Mattis Stene-Johansen
Rhizomatic Labs
Orchestrating the Next Billion Agents
Abstract
Prompt engineering has taken us far, but it’s reaching its limits. Current AI systems are fragile: prompts are brittle, agents are isolated, and orchestration often collapses into spaghetti glue code. To unlock the next leap, we need to move beyond tricks and hacks and start thinking in systems.
This talk explores a graph-native approach to reasoning and orchestration: - Knowledge Hypergraphs as context engines that capture relations, causality, and logic — the missing symbolic backbone for LLMs. - A layered reasoning model that navigates from atomic concepts through compositional reasoning, contextual integration, meta-reasoning, and finally external knowledge integration. - Graph-native multi-agent orchestration, where agents collaborate using strategies that mirror real-world organizations: sequential pipelines, hierarchical teams, debates, juries, and emergent coordination. - Agentic governance policies that provide enterprises with what they actually need: compliance, auditability, and trust.
Instead of chaining prompts, we get composable reasoning: agents dynamically choosing strategies, grounding their outputs in knowledge graphs, and collaborating under policy-driven rules.
The talk closes with a glimpse into how these ideas are being implemented in practice. I am actively building OneSys, an open-core AI operating system that embodies this architecture: the hidden conductor for the next billion AI agents.
Bio
Mattis Stene-Johansen is the founder and CEO of Rhizomatic Labs AS, a software lab building OneSys, where he is pioneering the development of an AI operating system designed to orchestrate the next billion agents.

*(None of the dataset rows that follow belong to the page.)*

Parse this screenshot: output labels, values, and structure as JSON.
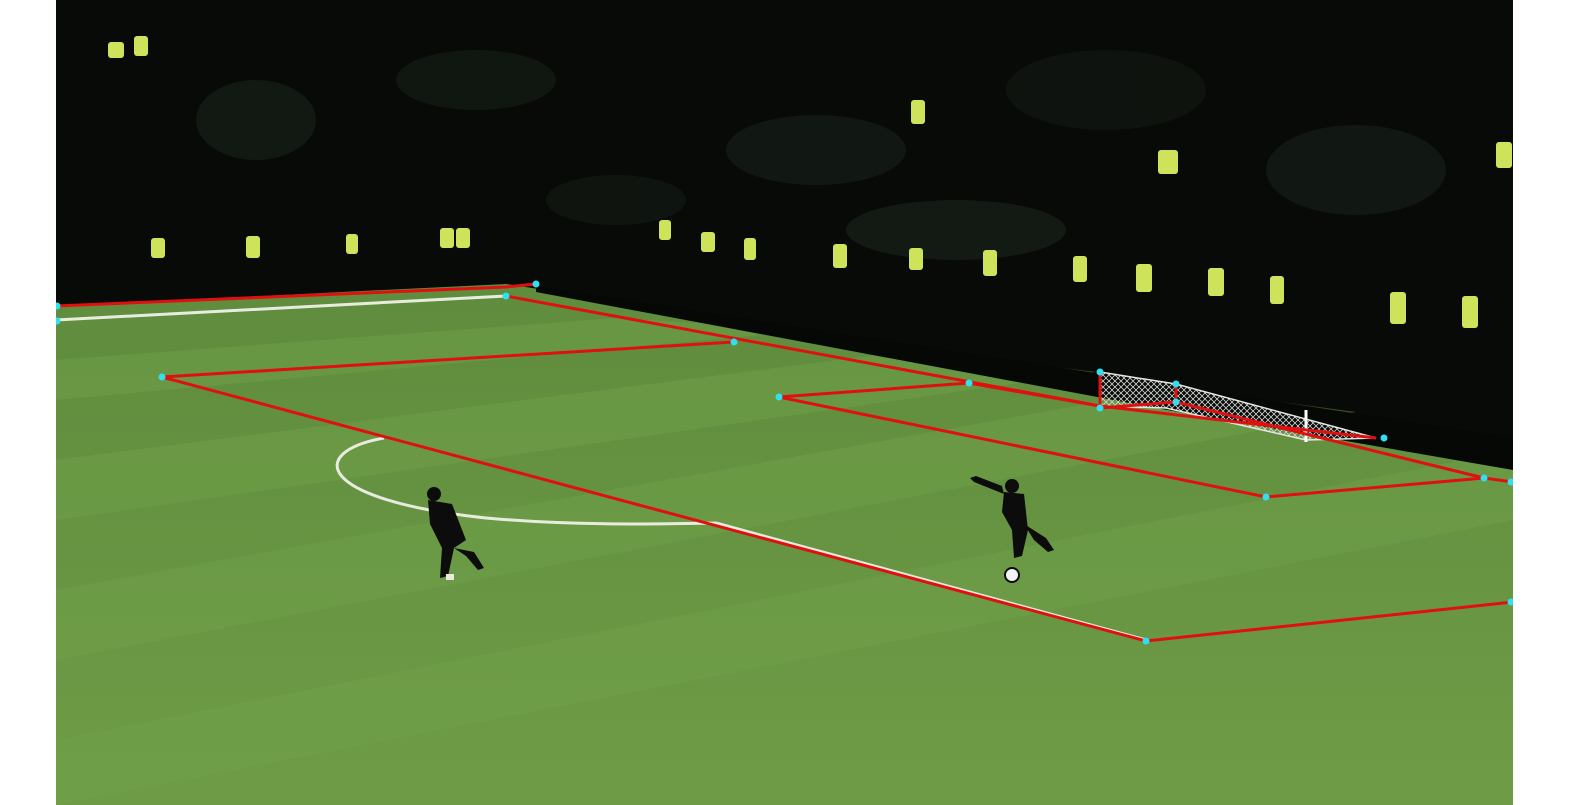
{
  "image": {
    "subject": "football-pitch-penalty-area-keypoint-overlay",
    "colors": {
      "page_background": "#ffffff",
      "stands": "#070a07",
      "pitch_light": "#6a9a45",
      "pitch_dark": "#5b8a3a",
      "field_lines": "#e8ecdf",
      "overlay_lines": "#e01010",
      "keypoints": "#2fe0f0",
      "steward_vests": "#cfe35a",
      "players": "#0c0c0c"
    }
  },
  "overlay": {
    "line_color": "#e01010",
    "keypoint_color": "#2fe0f0"
  }
}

At just 22, Mattis is a young and passionate technologist who has spent nearly half his life programming. He combines hard work, curiosity, and systems-level thinking with a deep love for his craft.

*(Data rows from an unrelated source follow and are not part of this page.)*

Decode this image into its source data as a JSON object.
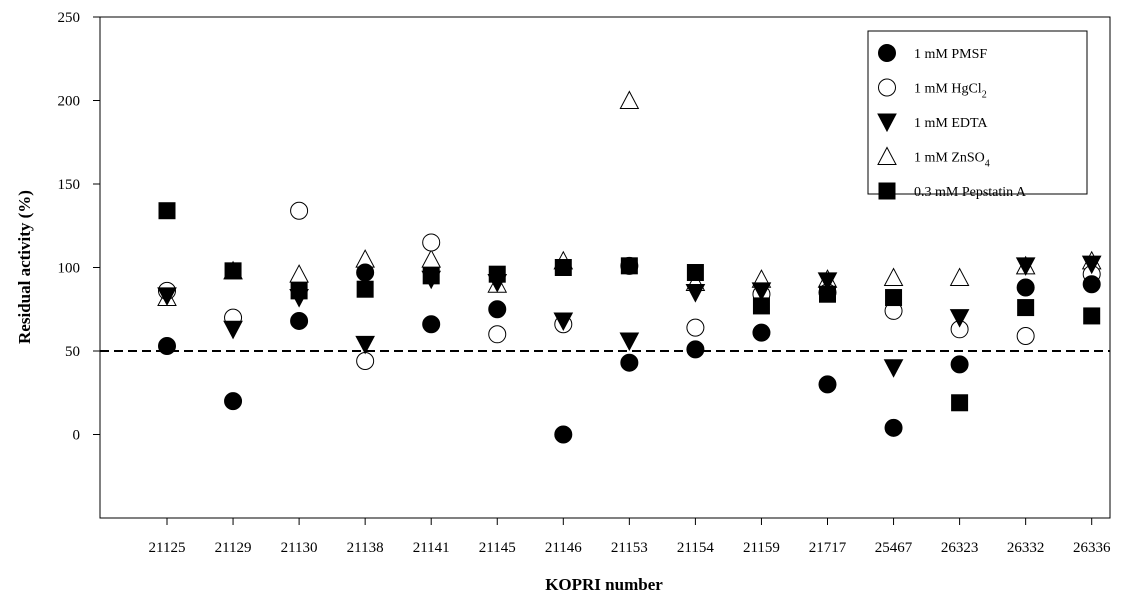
{
  "chart_data": {
    "type": "scatter",
    "title": "",
    "xlabel": "KOPRI number",
    "ylabel": "Residual activity (%)",
    "categories": [
      "21125",
      "21129",
      "21130",
      "21138",
      "21141",
      "21145",
      "21146",
      "21153",
      "21154",
      "21159",
      "21717",
      "25467",
      "26323",
      "26332",
      "26336"
    ],
    "ylim": [
      -50,
      250
    ],
    "yticks": [
      0,
      50,
      100,
      150,
      200,
      250
    ],
    "grid": false,
    "legend_position": "top-right",
    "reference_line": {
      "y": 50,
      "style": "dashed"
    },
    "series": [
      {
        "name": "1 mM PMSF",
        "marker": "circle-filled",
        "values": [
          53,
          20,
          68,
          97,
          66,
          75,
          0,
          43,
          51,
          61,
          30,
          4,
          42,
          88,
          90
        ]
      },
      {
        "name": "1 mM HgCl2",
        "marker": "circle-open",
        "values": [
          86,
          70,
          134,
          44,
          115,
          60,
          66,
          101,
          64,
          84,
          85,
          74,
          63,
          59,
          96
        ]
      },
      {
        "name": "1 mM EDTA",
        "marker": "triangle-down-filled",
        "values": [
          83,
          63,
          82,
          54,
          93,
          91,
          68,
          56,
          85,
          86,
          92,
          40,
          70,
          101,
          102
        ]
      },
      {
        "name": "1 mM ZnSO4",
        "marker": "triangle-up-open",
        "values": [
          82,
          98,
          96,
          105,
          105,
          90,
          104,
          200,
          91,
          93,
          93,
          94,
          94,
          101,
          104
        ]
      },
      {
        "name": "0.3 mM Pepstatin A",
        "marker": "square-filled",
        "values": [
          134,
          98,
          86,
          87,
          95,
          96,
          100,
          101,
          97,
          77,
          84,
          82,
          19,
          76,
          71
        ]
      }
    ]
  }
}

He holds a B.Sc. in Computer Science from the University of Oslo, is a Google Certified Cyber Security Professional, and is an Ex-Ethereum contributor. His background spans startups, enterprise engineering, and open-source, with a focus on building resilient, privacy-first technology.
Tal Salmona
Arato.ai
Keynote: Beyond Output: Evaluating Agentic Workflows in LLM Systems
Abstract
As LLMs evolve into multi-step agents, evaluation must move beyond input-output correctness. This session shows how to assess both node-level decisions and full agentic flows, with a live demo of multi-node agents and practical eval techniques.